A Python module to collect captions from media in YouTube and produce LangChain Document
objects.
Unlike the YouTube indexer included with LangChain Community, which takes
video captions and returns them as a single Document
object, this module
rearranges the captions into multiple Document
objects, each one containing
a specific number of seconds. The metadata of each Document
object includes
the timestamp in the video where the captions begin and the YouTube URL with
the timestamp as a start time.
Download the wheel file (.whl
) from the latest release on the Releases page.
pip install LangChainKaltura-0.0.1-py3-none-any.whl
Instantiate YouTubeCaptionLoader
with a YouTube media URL, then invoke its load()
method…
from LangChainYouTube import YouTubeCaptionLoader
# The Victors - University of Michigan 2021 Commencement
# youtu.be-style URL (watch- and embed-style URLs also supported)
mediaUrl = 'https://youtu.be/TKCMw0utiak'
captionLoader = YouTubeCaptionLoader(mediaUrl)
captionDocuments = captionLoader.load()
print('\n\n'.join(map(repr, captionDocuments)))

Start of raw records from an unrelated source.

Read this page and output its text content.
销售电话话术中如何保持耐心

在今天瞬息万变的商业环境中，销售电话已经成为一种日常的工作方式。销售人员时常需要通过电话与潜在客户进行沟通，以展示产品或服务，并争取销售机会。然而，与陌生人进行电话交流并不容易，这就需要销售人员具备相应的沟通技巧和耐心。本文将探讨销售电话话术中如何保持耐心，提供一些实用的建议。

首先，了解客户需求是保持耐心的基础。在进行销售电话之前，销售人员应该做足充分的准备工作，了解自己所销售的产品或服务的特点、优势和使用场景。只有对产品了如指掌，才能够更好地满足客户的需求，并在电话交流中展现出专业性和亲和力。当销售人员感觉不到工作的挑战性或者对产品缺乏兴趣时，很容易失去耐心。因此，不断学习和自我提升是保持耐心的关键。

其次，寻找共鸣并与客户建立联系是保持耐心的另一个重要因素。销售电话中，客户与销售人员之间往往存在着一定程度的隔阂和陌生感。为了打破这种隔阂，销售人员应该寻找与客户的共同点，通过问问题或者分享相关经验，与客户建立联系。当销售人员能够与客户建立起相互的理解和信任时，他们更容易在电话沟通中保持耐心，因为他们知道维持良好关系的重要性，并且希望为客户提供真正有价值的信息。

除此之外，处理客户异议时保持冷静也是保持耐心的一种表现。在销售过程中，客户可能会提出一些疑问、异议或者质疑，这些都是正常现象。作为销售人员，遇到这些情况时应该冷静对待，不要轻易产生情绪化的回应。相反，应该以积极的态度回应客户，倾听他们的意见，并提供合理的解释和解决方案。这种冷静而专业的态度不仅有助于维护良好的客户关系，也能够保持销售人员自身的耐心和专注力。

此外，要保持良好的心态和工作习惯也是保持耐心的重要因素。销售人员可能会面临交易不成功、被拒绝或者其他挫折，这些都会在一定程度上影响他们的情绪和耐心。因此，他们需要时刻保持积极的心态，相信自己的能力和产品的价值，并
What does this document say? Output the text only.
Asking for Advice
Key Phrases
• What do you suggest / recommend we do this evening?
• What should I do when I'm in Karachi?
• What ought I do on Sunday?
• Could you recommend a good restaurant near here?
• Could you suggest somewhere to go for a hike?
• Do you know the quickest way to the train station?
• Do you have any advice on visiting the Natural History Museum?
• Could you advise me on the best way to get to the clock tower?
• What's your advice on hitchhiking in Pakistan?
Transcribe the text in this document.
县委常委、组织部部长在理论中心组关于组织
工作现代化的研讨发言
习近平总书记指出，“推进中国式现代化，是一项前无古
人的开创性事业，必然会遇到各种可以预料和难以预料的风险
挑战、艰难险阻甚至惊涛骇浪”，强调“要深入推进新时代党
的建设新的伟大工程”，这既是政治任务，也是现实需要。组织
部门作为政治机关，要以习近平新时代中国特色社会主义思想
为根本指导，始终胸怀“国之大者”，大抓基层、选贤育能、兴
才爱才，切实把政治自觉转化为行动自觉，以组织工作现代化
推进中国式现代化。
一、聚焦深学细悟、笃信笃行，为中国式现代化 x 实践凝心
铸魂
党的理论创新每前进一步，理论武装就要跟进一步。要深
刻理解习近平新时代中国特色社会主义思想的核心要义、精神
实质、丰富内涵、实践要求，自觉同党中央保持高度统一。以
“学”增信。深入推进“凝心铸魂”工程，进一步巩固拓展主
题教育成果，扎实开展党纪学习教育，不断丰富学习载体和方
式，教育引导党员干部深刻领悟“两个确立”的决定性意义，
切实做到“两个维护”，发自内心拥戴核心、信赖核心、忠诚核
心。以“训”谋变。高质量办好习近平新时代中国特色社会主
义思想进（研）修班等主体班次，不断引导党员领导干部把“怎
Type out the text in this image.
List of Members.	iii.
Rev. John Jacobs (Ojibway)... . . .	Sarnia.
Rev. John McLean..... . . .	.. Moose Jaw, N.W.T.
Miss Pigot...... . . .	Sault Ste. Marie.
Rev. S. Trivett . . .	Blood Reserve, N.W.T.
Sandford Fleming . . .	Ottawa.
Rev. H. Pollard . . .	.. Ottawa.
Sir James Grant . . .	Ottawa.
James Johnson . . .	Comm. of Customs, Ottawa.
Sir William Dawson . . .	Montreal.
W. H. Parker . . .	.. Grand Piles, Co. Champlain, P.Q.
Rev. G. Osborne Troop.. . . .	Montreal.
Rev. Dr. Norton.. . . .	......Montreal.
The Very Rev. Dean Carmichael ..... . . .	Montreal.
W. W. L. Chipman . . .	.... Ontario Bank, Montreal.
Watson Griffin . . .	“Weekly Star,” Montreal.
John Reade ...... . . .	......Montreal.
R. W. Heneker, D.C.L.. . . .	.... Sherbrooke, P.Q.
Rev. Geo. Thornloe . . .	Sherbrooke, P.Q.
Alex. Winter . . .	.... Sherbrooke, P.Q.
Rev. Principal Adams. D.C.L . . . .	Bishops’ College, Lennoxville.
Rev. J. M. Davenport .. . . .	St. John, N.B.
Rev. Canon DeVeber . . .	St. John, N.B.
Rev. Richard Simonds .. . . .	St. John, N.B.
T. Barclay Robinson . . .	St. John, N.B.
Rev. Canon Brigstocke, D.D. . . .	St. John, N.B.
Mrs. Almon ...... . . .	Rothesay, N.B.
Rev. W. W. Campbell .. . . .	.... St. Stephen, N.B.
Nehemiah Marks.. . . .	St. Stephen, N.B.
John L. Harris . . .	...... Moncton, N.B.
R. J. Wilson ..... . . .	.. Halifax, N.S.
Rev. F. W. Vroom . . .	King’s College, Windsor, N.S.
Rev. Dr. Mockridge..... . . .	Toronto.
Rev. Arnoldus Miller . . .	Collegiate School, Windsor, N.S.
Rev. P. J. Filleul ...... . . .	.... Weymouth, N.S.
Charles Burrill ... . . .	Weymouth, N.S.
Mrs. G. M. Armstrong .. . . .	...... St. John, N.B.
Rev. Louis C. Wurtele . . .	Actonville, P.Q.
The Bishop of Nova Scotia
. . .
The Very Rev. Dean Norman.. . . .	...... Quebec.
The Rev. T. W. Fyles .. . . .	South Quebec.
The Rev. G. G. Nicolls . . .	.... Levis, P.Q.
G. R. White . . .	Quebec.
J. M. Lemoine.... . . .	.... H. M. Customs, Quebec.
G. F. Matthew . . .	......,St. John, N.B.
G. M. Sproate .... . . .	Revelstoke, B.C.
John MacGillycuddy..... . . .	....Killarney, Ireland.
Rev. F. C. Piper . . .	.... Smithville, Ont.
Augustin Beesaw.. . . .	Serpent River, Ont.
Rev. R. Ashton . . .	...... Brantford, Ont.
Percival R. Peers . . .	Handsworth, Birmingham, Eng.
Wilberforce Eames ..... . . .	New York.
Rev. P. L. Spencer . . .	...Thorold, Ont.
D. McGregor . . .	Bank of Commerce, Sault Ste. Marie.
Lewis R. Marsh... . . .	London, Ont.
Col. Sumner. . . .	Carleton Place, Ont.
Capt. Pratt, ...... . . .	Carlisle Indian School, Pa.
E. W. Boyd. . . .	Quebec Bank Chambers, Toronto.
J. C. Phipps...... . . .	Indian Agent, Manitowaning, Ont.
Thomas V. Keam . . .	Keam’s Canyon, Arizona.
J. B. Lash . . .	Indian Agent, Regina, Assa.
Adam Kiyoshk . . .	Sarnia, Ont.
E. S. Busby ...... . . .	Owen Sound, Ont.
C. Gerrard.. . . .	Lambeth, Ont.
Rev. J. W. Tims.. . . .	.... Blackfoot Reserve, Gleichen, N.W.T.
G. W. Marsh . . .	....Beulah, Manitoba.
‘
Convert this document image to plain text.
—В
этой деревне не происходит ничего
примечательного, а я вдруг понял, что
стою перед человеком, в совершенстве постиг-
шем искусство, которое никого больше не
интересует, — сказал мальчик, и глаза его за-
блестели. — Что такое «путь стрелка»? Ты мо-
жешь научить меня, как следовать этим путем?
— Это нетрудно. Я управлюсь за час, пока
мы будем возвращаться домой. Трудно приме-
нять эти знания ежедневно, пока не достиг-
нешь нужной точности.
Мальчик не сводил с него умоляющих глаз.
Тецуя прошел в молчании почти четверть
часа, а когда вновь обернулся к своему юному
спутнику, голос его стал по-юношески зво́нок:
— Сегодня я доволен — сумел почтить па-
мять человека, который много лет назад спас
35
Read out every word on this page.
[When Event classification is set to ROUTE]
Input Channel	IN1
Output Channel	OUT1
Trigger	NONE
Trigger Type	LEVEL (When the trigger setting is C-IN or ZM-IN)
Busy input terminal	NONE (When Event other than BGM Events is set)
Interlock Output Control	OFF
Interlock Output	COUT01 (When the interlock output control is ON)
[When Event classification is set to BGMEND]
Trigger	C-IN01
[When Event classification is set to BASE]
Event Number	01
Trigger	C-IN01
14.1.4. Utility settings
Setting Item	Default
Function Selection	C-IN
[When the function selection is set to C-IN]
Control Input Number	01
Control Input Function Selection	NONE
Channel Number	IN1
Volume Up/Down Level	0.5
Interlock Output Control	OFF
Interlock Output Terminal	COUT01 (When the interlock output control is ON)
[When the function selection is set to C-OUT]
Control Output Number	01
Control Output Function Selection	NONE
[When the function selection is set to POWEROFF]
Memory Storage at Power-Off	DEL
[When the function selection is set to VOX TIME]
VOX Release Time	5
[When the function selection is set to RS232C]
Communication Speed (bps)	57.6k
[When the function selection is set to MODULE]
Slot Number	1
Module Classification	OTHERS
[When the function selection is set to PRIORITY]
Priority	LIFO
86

See the repo for example.py
, a more detailed example.
- Does not require a YouTube API token.
- Captions from media are reorganized into chunks. The chunk duration is configurable (
chunkSeconds
keyword argument), with a default of two minutes. - The default caption languages are various English dialects, but a list of other languages may be specified (
languages
keyword argument). - It returns a list of LangChain
Document
object(s), each containing a caption chunk and metadata. - Caption chunks' metadata contains source URLs to the media, which includes timestamps to the specific chunk of the video.